Durante el debate oral impulsado por los jueces José Pueyrredón, Mario Capdevila y Gustavo Ispani, quedaron acreditados los aspectos clave de la acusación:
Negligencia consciente: La fiscalía demostró que el acusado registraba infracciones previas y notificaciones oficiales sobre la peligrosidad de los canes, pero omitió adecuar los cerramientos de su vivienda.
Resarcimiento económico: Nieto fue ordenado a abonar 34 millones de pesos a los familiares de la víctima para resarcir los daños morales y materializados.

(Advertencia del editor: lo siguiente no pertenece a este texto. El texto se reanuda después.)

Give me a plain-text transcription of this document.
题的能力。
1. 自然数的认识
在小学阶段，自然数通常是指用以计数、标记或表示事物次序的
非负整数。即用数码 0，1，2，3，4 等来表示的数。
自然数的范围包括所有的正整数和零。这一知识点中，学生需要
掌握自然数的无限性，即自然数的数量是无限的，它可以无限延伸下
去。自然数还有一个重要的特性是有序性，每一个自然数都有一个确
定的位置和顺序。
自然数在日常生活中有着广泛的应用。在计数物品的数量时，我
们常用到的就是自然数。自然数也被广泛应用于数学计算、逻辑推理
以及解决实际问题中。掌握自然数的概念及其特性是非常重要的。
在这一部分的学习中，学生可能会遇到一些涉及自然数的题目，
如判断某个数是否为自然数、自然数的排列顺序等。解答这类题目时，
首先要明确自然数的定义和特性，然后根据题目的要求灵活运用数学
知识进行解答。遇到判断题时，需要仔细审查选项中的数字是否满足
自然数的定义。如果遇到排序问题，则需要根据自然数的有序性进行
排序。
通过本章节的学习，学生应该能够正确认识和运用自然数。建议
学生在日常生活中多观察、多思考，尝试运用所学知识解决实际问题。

Embate vecinal: El día del hecho, los animales provocaron además lesiones a dos residentes de la zona que intentaron socorrer a la joven antes de que fuera trasladada al Hospital de Urgencias, donde se produjo su deceso.
El impacto del trágico episodio impulsó la sanción de la Ordenanza Municipal 13.321 —bautizada como “Ley Trinidad”—, la cual creó el Registro de Perros Potencialmente Peligrosos, fijó licencias obligatorias y exigió la contratación de seguros de responsabilidad civil para los tenedores.
Declaraciones destacadas durante el proceso
Ante el tribunal, el acusado expresó públicamente sus disculpas antes del dictamen: “Lo que pasó ese día fue una terrible pérdida. No pude hacer nada porque no estuvo a mi alcance. No quise que pasara esto. Mi familia pasó por muchas cosas. Soy parco, pero tengo sentimientos”.
Por su parte, Sofía Ballesteros, madre de la víctima, manifestó durante las audiencias: “Es difícil estar acá. Hoy es importante porque es remover el pasado. Ellos preguntan por ella todo el tiempo. Ella era una niña perfecta. Le sacaron todo su futuro. Destruyeron una familia. Pido justicia, no quiero que haya más Trini”.
Tras escuchar la sentencia, la madre rechazó el gesto del condenado y remarcó frente a la prensa: “Él no me tiene que pedir perdón a mí, sino a mi hija. Yo a ella no la tengo más. Él tiene su familia completa. Destruyó una familia, destruyó a sus hermanos. Se hizo justicia por Trini. Estoy muy contenta porque va a descansar en paz. No se va a superar nunca su muerte, pero ella va a ser la voz de otros niños, para que no siga pasando lo que está pasando”.
En representación de la querella, el letrado Carlos Nayi valoró la trascendencia del dictamen: “Es un precedente desde el punto de vista legal y judicial. La justicia de Córdoba da el ejemplo. Este es un fallo que da una señal y siembra responsabilidad. Un animal poderoso exige un dueño responsable. Cuando la responsabilidad desaparece, la potencia deja de ser una característica del perro y se transforma en un peligro para toda la comunidad. No buscamos venganza sino justicia. Y este juicio lo tuvo”.